# Some Pix of My Box Stock 1/43rd Collection



## micyou03 (Apr 8, 2003)

My favorite Box Stock 1/43rd cars are my SCX Compact and Carrera Go!!!

Here are some of my SCX Compact:




























and a link to the Photobucket album
http://s49.photobucket.com/albums/f288/micyou03/Slot Cars 1-43rd Box Stock/


----------



## 1976Cordoba (Sep 20, 2000)

I like the 'Cudas . . . never did spring the coin to pick those up!


----------



## micyou03 (Apr 8, 2003)

*Some Carrera Go!!! Cars*

Here are some of my Carrera Go!!! cars:




























and a link to the album (same as first album link)
http://s49.photobucket.com/albums/f288/micyou03/Slot Cars 1-43rd Box Stock/


----------



## Bill Hall (Jan 6, 2007)

The buggies look like open wheel chaos and fun!

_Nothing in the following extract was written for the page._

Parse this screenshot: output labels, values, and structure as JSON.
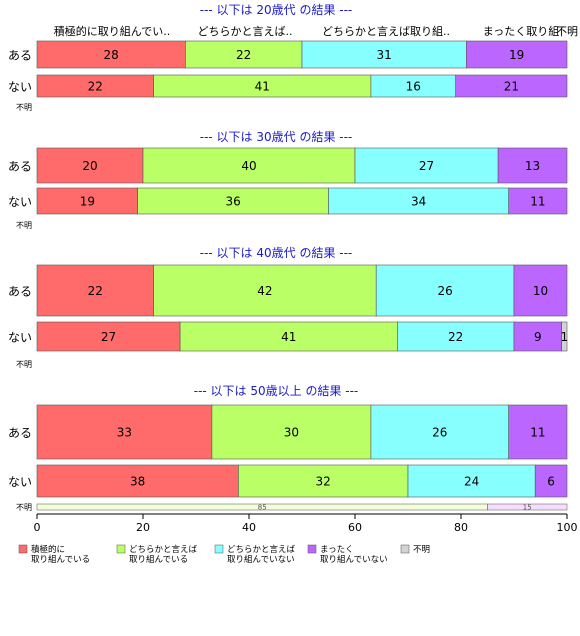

Love that green 'Stang on album page 2. Did you paint it Mike? If so, what's the brand/name/code please?


----------



## TheRockinator (May 16, 2007)

hmmmm. May have to pick up a couple of different makes/models from the various makers and see how hard they are to digital chip for Scalextric. hmmmm

Later The looks like they fit much better on a 1/32 track then many of the modern 1/32 cars Rockinator


----------



## micyou03 (Apr 8, 2003)

Bill Hall said:


> The buggies look like open wheel chaos and fun!
> 
> Love that green 'Stang on album page 2. Did you paint it Mike? If so, what's the brand/name/code please?


These are all stock as I got them new. It came out when Fast & Furious Tokyo Drift was out.


----------



## tjd241 (Jan 25, 2004)

Nice Mic... :thumbsup::thumbsup:


----------